Proche-Orient : le plan de paix américain est en train de "créer des tensions", dénonce un ex-conseiller d'Yitzhak Rabin

"La paix se fait à deux, et celui qui manquait aujourd'hui à Washington, c'est le principal concerné, le président de l'Autorité palestinienne", a regretté Ofer Bronchtein, président du Forum internatinal pour la paix.

Donald Trump a annoncé son \"plan de paix\" pour le Proche-Orient aux côtés du Premier ministre israélien Benjamin Netanyahou à la Maison Blanche.
Donald Trump a annoncé son "plan de paix" pour le Proche-Orient aux côtés du Premier ministre israélien Benjamin Netanyahou à la Maison Blanche. (MANDEL NGAN / AFP)

Le plan de paix pour le Proche-Orient proposé par le président américain Donald Trump est en train de "diviser, de créer des tensions", a dénoncé ce mardi soir sur franceinfo Ofer Bronchtein, président du Forum international pour la paix et ancien conseiller d’Yitzhak Rabin. "Imposer la paix ça ne se fait pas, il faut la vouloir. Il faut redonner envie", a-t-il expliqué.

franceinfo : Que pensez-vous de ce plan de paix américain ?

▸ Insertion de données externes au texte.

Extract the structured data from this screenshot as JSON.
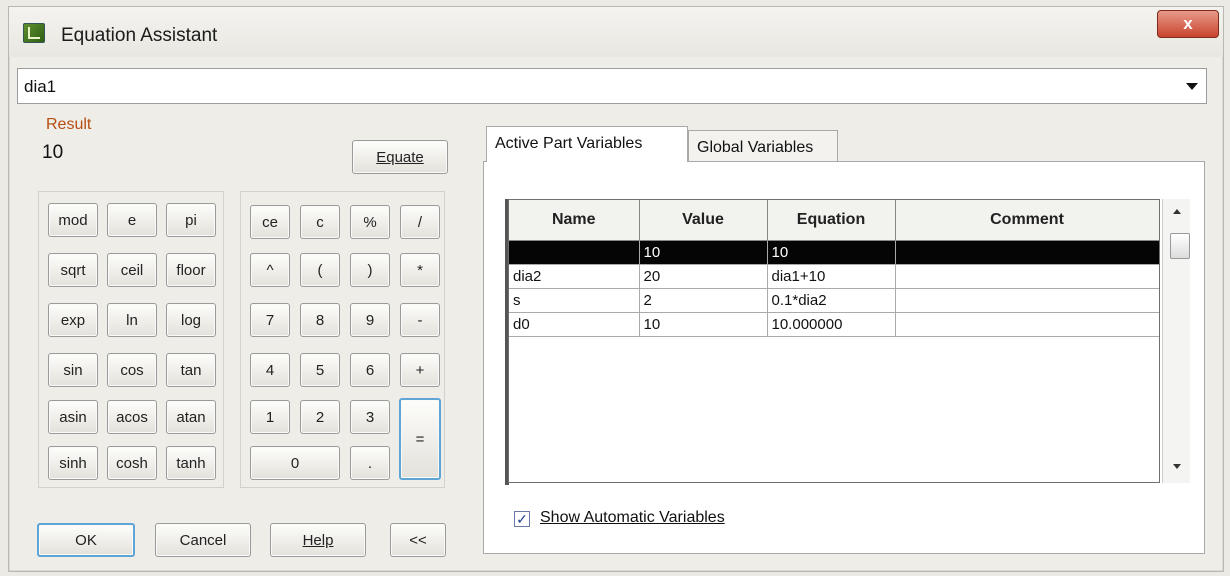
{
  "window": {
    "title": "Equation Assistant",
    "close_label": "x"
  },
  "expression": {
    "value": "dia1"
  },
  "result": {
    "label": "Result",
    "value": "10"
  },
  "equate_button": {
    "label": "Equate"
  },
  "func_keys": [
    "mod",
    "e",
    "pi",
    "sqrt",
    "ceil",
    "floor",
    "exp",
    "ln",
    "log",
    "sin",
    "cos",
    "tan",
    "asin",
    "acos",
    "atan",
    "sinh",
    "cosh",
    "tanh"
  ],
  "num_keys": {
    "r1": [
      "ce",
      "c",
      "%",
      "/"
    ],
    "r2": [
      "^",
      "(",
      ")",
      "*"
    ],
    "r3": [
      "7",
      "8",
      "9",
      "-"
    ],
    "r4": [
      "4",
      "5",
      "6",
      "+"
    ],
    "r5": [
      "1",
      "2",
      "3"
    ],
    "zero": "0",
    "dot": ".",
    "equals": "="
  },
  "buttons": {
    "ok": "OK",
    "cancel": "Cancel",
    "help": "Help",
    "collapse": "<<"
  },
  "tabs": [
    "Active Part Variables",
    "Global Variables"
  ],
  "table": {
    "headers": [
      "Name",
      "Value",
      "Equation",
      "Comment"
    ],
    "rows": [
      [
        "",
        "10",
        "10",
        ""
      ],
      [
        "dia2",
        "20",
        "dia1+10",
        ""
      ],
      [
        "s",
        "2",
        "0.1*dia2",
        ""
      ],
      [
        "d0",
        "10",
        "10.000000",
        ""
      ]
    ]
  },
  "show_automatic": {
    "label": "Show Automatic Variables",
    "checked": true,
    "mark": "✓"
  }
}
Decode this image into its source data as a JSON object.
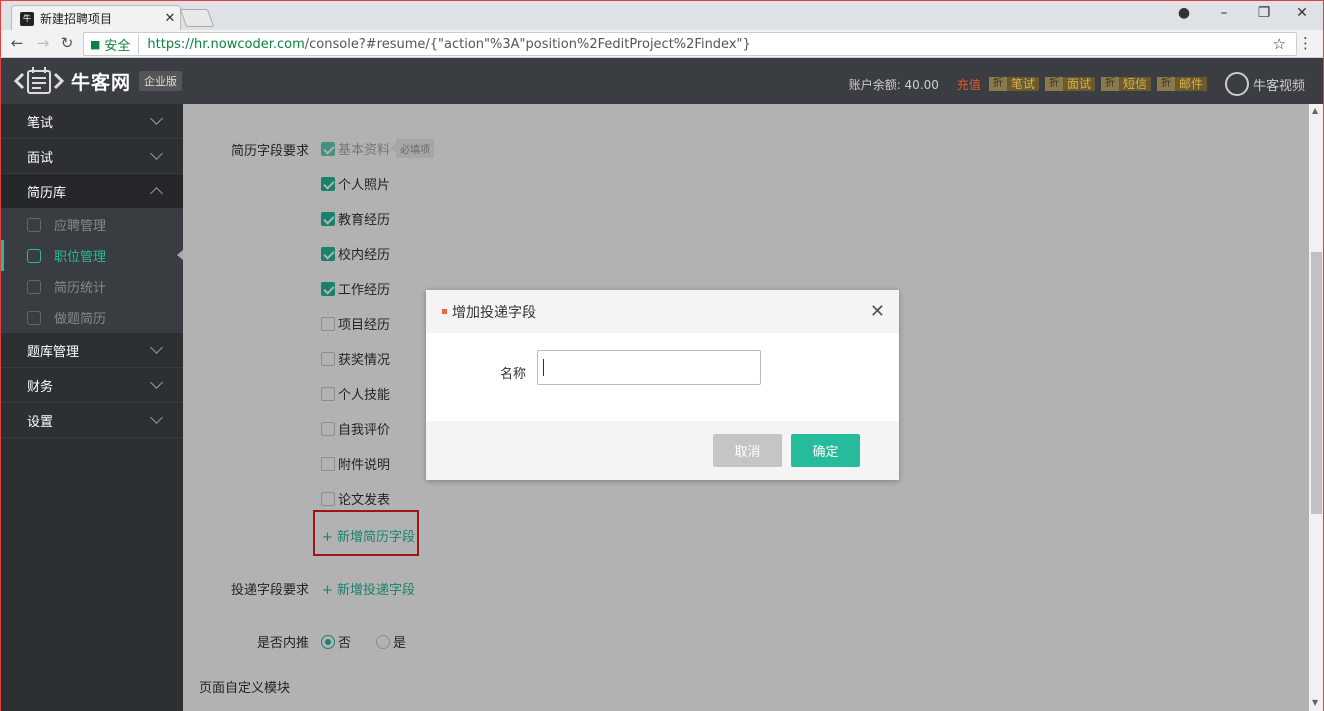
{
  "browser": {
    "tab_title": "新建招聘项目",
    "tab_favicon": "牛",
    "secure_label": "安全",
    "url_host": "https://hr.nowcoder.com",
    "url_rest": "/console?#resume/{\"action\"%3A\"position%2FeditProject%2Findex\"}"
  },
  "header": {
    "logo_text": "牛客网",
    "logo_badge": "企业版",
    "balance": "账户余额: 40.00",
    "recharge": "充值",
    "services": [
      {
        "tag": "折",
        "label": "笔试"
      },
      {
        "tag": "折",
        "label": "面试"
      },
      {
        "tag": "折",
        "label": "短信"
      },
      {
        "tag": "折",
        "label": "邮件"
      }
    ],
    "video_label": "牛客视频"
  },
  "sidebar": {
    "items": [
      {
        "label": "笔试"
      },
      {
        "label": "面试"
      },
      {
        "label": "简历库"
      },
      {
        "label": "题库管理"
      },
      {
        "label": "财务"
      },
      {
        "label": "设置"
      }
    ],
    "sub_items": [
      {
        "label": "应聘管理"
      },
      {
        "label": "职位管理"
      },
      {
        "label": "简历统计"
      },
      {
        "label": "做题简历"
      }
    ]
  },
  "form": {
    "resume_fields_label": "简历字段要求",
    "required_tag": "必填项",
    "fields": [
      {
        "label": "基本资料",
        "checked": true
      },
      {
        "label": "个人照片",
        "checked": true
      },
      {
        "label": "教育经历",
        "checked": true
      },
      {
        "label": "校内经历",
        "checked": true
      },
      {
        "label": "工作经历",
        "checked": true
      },
      {
        "label": "项目经历",
        "checked": false
      },
      {
        "label": "获奖情况",
        "checked": false
      },
      {
        "label": "个人技能",
        "checked": false
      },
      {
        "label": "自我评价",
        "checked": false
      },
      {
        "label": "附件说明",
        "checked": false
      },
      {
        "label": "论文发表",
        "checked": false
      }
    ],
    "add_resume_field": "+ 新增简历字段",
    "delivery_fields_label": "投递字段要求",
    "add_delivery_field": "+ 新增投递字段",
    "referral_label": "是否内推",
    "referral_no": "否",
    "referral_yes": "是",
    "custom_module_title": "页面自定义模块"
  },
  "modal": {
    "title": "增加投递字段",
    "name_label": "名称",
    "name_value": "",
    "cancel": "取消",
    "confirm": "确定"
  }
}
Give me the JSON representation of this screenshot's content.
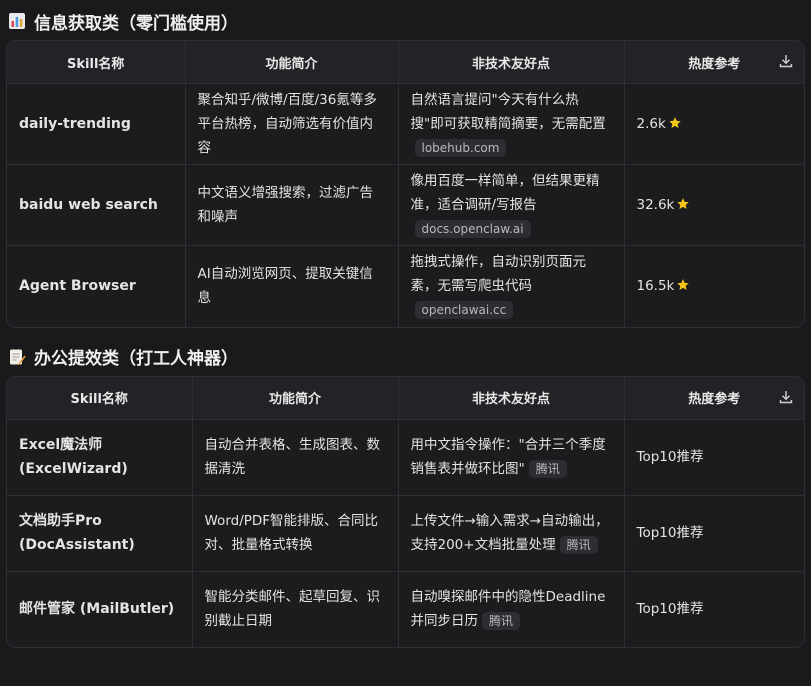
{
  "section1": {
    "title": "信息获取类（零门槛使用）",
    "headers": [
      "Skill名称",
      "功能简介",
      "非技术友好点",
      "热度参考"
    ],
    "rows": [
      {
        "name": "daily-trending",
        "desc": "聚合知乎/微博/百度/36氪等多平台热榜，自动筛选有价值内容",
        "friendly": "自然语言提问\"今天有什么热搜\"即可获取精简摘要，无需配置",
        "tag": "lobehub.com",
        "heat": "2.6k"
      },
      {
        "name": "baidu web search",
        "desc": "中文语义增强搜索，过滤广告和噪声",
        "friendly": "像用百度一样简单，但结果更精准，适合调研/写报告",
        "tag": "docs.openclaw.ai",
        "heat": "32.6k"
      },
      {
        "name": "Agent Browser",
        "desc": "AI自动浏览网页、提取关键信息",
        "friendly": "拖拽式操作，自动识别页面元素，无需写爬虫代码",
        "tag": "openclawai.cc",
        "heat": "16.5k"
      }
    ]
  },
  "section2": {
    "title": "办公提效类（打工人神器）",
    "headers": [
      "Skill名称",
      "功能简介",
      "非技术友好点",
      "热度参考"
    ],
    "rows": [
      {
        "name_line1": "Excel魔法师",
        "name_line2": "(ExcelWizard)",
        "desc": "自动合并表格、生成图表、数据清洗",
        "friendly": "用中文指令操作：\"合并三个季度销售表并做环比图\"",
        "tag": "腾讯",
        "heat": "Top10推荐"
      },
      {
        "name_line1": "文档助手Pro",
        "name_line2": "(DocAssistant)",
        "desc": "Word/PDF智能排版、合同比对、批量格式转换",
        "friendly": "上传文件→输入需求→自动输出，支持200+文档批量处理",
        "tag": "腾讯",
        "heat": "Top10推荐"
      },
      {
        "name_line1": "邮件管家 (MailButler)",
        "name_line2": "",
        "desc": "智能分类邮件、起草回复、识别截止日期",
        "friendly": "自动嗅探邮件中的隐性Deadline并同步日历",
        "tag": "腾讯",
        "heat": "Top10推荐"
      }
    ]
  },
  "icons": {
    "section1": "bar-chart-icon",
    "section2": "memo-icon",
    "star": "star-icon",
    "download": "download-icon"
  },
  "colors": {
    "star": "#f5c518",
    "background": "#1a1a1d"
  }
}
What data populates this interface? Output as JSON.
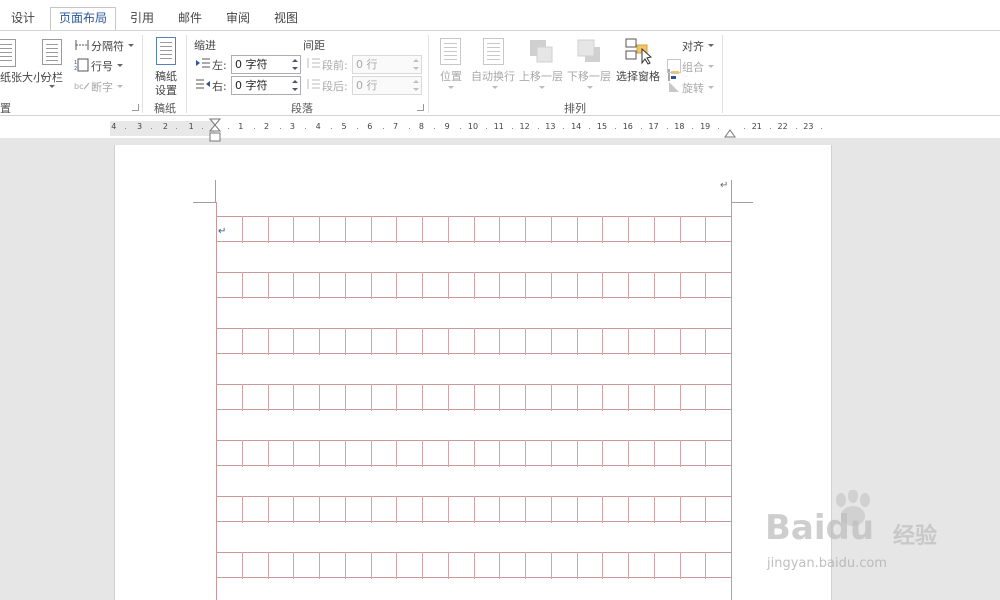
{
  "tabs": [
    "设计",
    "页面布局",
    "引用",
    "邮件",
    "审阅",
    "视图"
  ],
  "active_tab": "页面布局",
  "ribbon": {
    "page_setup": {
      "paper_size": "纸张大小",
      "columns": "分栏",
      "breaks": "分隔符",
      "line_numbers": "行号",
      "hyphenation": "断字",
      "group_label": "置"
    },
    "draft_paper": {
      "button_line1": "稿纸",
      "button_line2": "设置",
      "group_label": "稿纸"
    },
    "paragraph": {
      "indent_label": "缩进",
      "spacing_label": "间距",
      "left_label": "左:",
      "right_label": "右:",
      "left_value": "0 字符",
      "right_value": "0 字符",
      "before_label": "段前:",
      "after_label": "段后:",
      "before_value": "0 行",
      "after_value": "0 行",
      "group_label": "段落"
    },
    "arrange": {
      "position": "位置",
      "wrap_text": "自动换行",
      "bring_forward": "上移一层",
      "send_backward": "下移一层",
      "selection_pane": "选择窗格",
      "align": "对齐",
      "group": "组合",
      "rotate": "旋转",
      "group_label": "排列"
    }
  },
  "ruler": {
    "left_numbers": [
      "4",
      "3",
      "2",
      "1"
    ],
    "right_numbers": [
      "1",
      "2",
      "3",
      "4",
      "5",
      "6",
      "7",
      "8",
      "9",
      "10",
      "11",
      "12",
      "13",
      "14",
      "15",
      "16",
      "17",
      "18",
      "19",
      "",
      "21",
      "22",
      "23"
    ]
  },
  "document": {
    "paragraph_mark": "↵"
  },
  "watermark": {
    "brand": "Baidu",
    "cn": "经验",
    "url": "jingyan.baidu.com"
  },
  "colors": {
    "accent": "#2b579a",
    "grid_line": "#c89999"
  }
}
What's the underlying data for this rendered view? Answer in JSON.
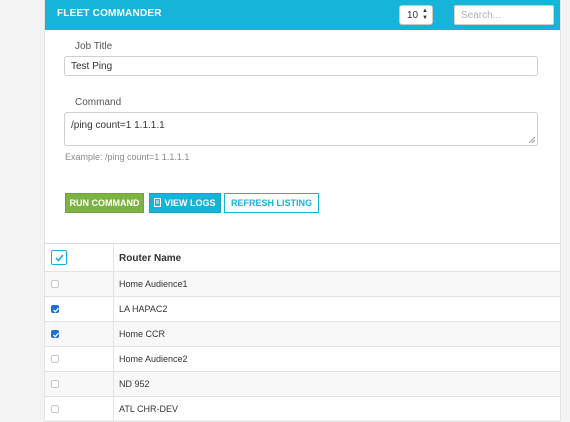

Ofer Bronchtein : Un plan de paix a pour vocation de rapprocher, de réconcilier, de redonner espoir aux Israëliens et aux Palestiniens. Malheureusement ce n'est pas le cas. C'est en train de diviser, de créer des tensions. Le paradoxe c'est que d'un côté les Américains lancent leur plan de paix, d'un autre côté ils appellent leurs ressortissants à ne plus se rendre en Israël et dans les territoires palestiniens. Donc s'ils pensaient que ce plan allait donner envie, réconcilier et calmer la région, ils ne diraient pas à leurs ressortissants de ne pas y aller. La paix se fait à deux, et celui qui manquait aujourd'hui à Washington, c'est le principal concerné, le président de l'Autorité palestinienne.

On est loin des accords d'Oslo de 1993 ?

En effet, ça n'a rien à avoir avec ce qui s'est passé le 13 septembre 1993, où il y avait une reconnaissance mutuelle. Malheureusement, ces 25 dernières années ont été des années perdues pour des nouvelles générations d'Israéliens et de Palestiniens. Aujourd'hui, le seul plan de paix valable, c'est de préparer les esprits israéliens et palestiniens, de redonner envie aux uns et aux autres de se rencontrer, de se réconcilier, de reconnaître les aspirations d'Israël à la sécurité, à la reconnaissance par le monde arabe et musulman, et celles des Palestieniens à un Etat indépendant, libre et digne. Malheureusement, ce n'est pas le cas ce soir. Quand on voit que le monde arabe s'y oppose, que l'un des principaux acteurs, la Jordanie, s'y oppose, il n'y a pas de plan de paix, il y a des tensions. Ça risque d'être une étincelle qui met le feu dans la région et pas qui apaise les esprits. Ce qu'il faut aujourd'hui, c'est prendre les côtés positifs.

Il faut redemander aux Israëliens et aux Palestiniens de se retrouver autour d'une table des négociations.Ofer Bronchtein, président du Forum international pour la paixà franceinfo

Quels sont ces côtés positifs du plan américain ?

La reconnaissance par les Américains de la création d'un État palestinien, le fait que Gaza et la Cisjordanie doivent être liés, le fait qu'il faut investir dans l'économie palestinienne, le fait que les Palestiniens doivent avoir un droit à une capitale dans une partie de Jérusalem-Est, même si ce n'est pas encore clair. Mais faire ce plan dans la précipitation, à quatre semaines d'un scrutin très important en Israël, annexer dans les prochaines semaines la vallée du Jourdain, ça veut dire un schisme très grave avec la Jordanie, avec le monde arabe, et avec nos voisins palestiniens. Ça risque d'attiser la violence et pas de réconcilier. Il faut prendre les côtés positifs de ce plan, et aussi écouter ce que la communauté internationale a à dire. Il y a des résolutions de l'ONU, il y a la voix de l'Europe qui doit se faire entendre, il y a ce que dit le monde arabe et ce que disent les Palestiniens. Il faut redemander aux Israëliens et aux Palestiniens de se retrouver autour d'une table des négociations. On négocie, on en parle, et on trouve une solution. Imposer la paix ça ne se fait pas, il faut la vouloir. Il faut redonner envie.